You Can No Longer Steal Your Mum/Friend/Ex’s Netflix Login…

The Netflix password sharing ban starts today - here's what it means.

Netflix

by Charley Ross |
Published on

Netflix are making changes that may impact how we watch our favourite shows forever.

Basically, the streaming service are clamping down so that you can no longer share your password with another household for free.

So say goodbye to stealthily logging into a Netflix account belonging to your ex boyfriend, distant family member or old housemate. It’s going to be a lot more difficult to share accounts going forward.

These changes will be coming in imminently, and it remains to be seen what kind of impact this will have on Netflix’s membership levels – when similar rules came into force in Spain, the streaming service lost more than a million subscribers within three months.

Here’s what we know so far.

What have Netflix said about the changes?

The streamer has started sending out emails to UK customers who are sharing passwords, with the focus on restricting membership to one household.

‘Starting today, we will be sending this email to members who are sharing Netflix outside their household in the United Kingdom,’ the email says.

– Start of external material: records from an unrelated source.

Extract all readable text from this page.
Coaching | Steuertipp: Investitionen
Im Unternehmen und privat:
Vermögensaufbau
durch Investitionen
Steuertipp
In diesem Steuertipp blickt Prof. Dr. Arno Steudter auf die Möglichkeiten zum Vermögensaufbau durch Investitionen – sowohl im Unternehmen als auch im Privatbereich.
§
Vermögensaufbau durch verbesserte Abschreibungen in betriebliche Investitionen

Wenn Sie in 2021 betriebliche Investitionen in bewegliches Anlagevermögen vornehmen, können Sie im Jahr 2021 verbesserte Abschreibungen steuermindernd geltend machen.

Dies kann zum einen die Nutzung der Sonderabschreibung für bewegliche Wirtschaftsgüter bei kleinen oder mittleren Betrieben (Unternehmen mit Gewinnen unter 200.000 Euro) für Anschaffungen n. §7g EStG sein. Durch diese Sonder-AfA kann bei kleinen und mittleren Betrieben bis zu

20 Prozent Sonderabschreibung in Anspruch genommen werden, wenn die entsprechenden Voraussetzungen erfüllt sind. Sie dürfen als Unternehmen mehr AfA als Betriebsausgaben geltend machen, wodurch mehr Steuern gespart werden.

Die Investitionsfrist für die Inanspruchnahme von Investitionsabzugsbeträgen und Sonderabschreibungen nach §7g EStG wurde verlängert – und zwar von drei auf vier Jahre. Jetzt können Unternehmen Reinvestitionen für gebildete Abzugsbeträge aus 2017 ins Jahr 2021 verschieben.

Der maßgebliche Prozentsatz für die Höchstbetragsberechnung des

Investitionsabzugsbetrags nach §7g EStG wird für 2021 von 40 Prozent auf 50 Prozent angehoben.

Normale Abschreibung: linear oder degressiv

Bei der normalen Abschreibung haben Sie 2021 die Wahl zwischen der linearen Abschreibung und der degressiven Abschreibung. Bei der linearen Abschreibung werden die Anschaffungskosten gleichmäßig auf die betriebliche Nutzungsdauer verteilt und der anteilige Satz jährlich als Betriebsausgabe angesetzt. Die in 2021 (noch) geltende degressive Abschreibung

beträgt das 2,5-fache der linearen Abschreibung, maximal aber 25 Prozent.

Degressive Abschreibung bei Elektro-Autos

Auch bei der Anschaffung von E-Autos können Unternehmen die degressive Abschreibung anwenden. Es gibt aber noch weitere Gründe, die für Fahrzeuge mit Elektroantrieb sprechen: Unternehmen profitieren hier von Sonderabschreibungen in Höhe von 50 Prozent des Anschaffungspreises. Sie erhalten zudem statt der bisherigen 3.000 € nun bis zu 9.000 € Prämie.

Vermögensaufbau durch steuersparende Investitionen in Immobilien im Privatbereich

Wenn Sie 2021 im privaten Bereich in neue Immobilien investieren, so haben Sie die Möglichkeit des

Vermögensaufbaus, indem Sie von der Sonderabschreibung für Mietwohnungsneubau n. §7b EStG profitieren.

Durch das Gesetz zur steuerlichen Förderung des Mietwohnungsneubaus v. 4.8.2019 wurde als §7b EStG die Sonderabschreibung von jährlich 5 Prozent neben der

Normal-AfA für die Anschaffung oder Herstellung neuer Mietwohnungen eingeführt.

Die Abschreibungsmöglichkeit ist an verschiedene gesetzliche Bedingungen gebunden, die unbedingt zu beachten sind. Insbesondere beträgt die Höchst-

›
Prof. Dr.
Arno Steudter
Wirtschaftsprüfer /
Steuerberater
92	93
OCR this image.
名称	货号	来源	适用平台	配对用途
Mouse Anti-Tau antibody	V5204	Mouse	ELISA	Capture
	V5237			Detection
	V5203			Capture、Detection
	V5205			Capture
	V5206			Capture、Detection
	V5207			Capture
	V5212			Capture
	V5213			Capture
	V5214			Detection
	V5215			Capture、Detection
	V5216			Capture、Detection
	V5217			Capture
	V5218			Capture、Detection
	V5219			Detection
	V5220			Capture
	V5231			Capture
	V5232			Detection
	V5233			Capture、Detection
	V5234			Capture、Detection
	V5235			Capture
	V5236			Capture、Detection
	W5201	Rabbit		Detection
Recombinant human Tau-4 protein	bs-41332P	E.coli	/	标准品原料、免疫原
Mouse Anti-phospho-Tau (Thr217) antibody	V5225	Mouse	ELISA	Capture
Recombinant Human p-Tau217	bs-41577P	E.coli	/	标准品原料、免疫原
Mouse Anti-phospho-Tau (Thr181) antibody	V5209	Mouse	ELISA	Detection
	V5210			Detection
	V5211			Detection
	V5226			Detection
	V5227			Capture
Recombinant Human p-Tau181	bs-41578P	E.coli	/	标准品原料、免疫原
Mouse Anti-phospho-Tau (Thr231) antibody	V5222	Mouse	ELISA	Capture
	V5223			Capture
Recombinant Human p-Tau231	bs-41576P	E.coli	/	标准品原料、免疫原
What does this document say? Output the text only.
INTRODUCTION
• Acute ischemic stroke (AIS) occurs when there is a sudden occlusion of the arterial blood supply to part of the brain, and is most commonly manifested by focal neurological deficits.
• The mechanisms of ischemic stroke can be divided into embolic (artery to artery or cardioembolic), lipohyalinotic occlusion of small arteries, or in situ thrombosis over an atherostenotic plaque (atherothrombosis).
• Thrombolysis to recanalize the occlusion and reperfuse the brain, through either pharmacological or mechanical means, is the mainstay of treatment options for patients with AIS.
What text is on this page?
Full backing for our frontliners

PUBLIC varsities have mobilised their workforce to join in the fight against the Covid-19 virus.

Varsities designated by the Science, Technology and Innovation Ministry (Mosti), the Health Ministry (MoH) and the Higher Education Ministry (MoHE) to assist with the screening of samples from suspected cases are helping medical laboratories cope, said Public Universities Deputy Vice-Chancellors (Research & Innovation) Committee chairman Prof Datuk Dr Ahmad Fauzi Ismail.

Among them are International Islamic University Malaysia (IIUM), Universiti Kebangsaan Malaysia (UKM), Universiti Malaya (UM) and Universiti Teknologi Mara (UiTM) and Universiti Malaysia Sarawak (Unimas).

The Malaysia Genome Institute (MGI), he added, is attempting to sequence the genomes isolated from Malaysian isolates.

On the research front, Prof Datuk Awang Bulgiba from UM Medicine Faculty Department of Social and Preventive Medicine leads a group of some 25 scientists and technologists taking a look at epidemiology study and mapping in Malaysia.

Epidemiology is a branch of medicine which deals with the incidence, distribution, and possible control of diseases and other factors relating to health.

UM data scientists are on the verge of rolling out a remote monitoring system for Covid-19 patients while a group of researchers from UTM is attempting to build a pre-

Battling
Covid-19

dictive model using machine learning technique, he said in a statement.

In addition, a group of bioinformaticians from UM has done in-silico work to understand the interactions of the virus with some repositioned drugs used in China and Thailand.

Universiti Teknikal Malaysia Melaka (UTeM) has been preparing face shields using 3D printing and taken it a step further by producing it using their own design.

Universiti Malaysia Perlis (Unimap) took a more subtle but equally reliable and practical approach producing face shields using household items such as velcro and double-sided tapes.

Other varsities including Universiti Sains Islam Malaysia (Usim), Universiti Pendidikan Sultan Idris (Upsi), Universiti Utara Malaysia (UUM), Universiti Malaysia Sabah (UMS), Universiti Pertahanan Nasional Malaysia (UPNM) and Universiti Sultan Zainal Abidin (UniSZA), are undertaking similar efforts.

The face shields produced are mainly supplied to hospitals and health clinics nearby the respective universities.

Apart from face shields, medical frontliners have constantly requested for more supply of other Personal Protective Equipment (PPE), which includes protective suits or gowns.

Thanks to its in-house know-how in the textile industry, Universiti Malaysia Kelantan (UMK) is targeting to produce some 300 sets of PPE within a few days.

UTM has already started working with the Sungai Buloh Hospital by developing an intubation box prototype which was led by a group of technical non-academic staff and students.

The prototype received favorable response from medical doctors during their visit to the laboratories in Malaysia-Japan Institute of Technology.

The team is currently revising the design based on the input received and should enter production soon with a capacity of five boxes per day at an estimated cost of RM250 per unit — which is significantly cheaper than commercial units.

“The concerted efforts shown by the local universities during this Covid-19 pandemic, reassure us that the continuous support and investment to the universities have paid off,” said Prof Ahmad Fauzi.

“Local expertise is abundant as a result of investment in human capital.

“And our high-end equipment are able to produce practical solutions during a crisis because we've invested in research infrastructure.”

‘A Netflix account is for use by one household. Everyone living in that household can use Netflix wherever they are – at home, on the go, on holiday – and take advantage of new features like Transfer Profile and Manage Access and Devices.’

Restrictions have also been announced for Netflix users in the US, Chile, Australia, Brazil, France, Germany, Mexico and Singapore.

The changes will reportedly be enforced by users checking in through their wi-fi every 31 days, and accounts being disabled if they don’t use their household wifi.

While Netflix has said we’ll still be able to use the streamer while travelling, it all seems a bit unclear how these changes will be enforced exactly.

If you want to carry on sharing passwords, how much will this cost?

Netflix will give you the option of ‘transferring a profile’ to a person outside your household that has been using your account, which would create them a new membership that they would need to pay for themselves.

Or, if you want to add an extra member to your own account, you will be adding their household, which will cost £4.99 extra month.

How have users reacted to the change of Netflix’s password sharing rules?

The changes have taken Twitter by storm, with one user resharing a 2017 tweet from Netflix’s account saying ‘love is sharing a password’, tweeting ‘love is dead’.

Others have called the change ‘greedy’ and ‘ridiculous’, telling Netflix to ‘stop forcing change on us’ and referring to this move as ‘pulling a Blockbuster’, the now-defunct video rental service.

Another user tweeted ‘Game over Netflix!’.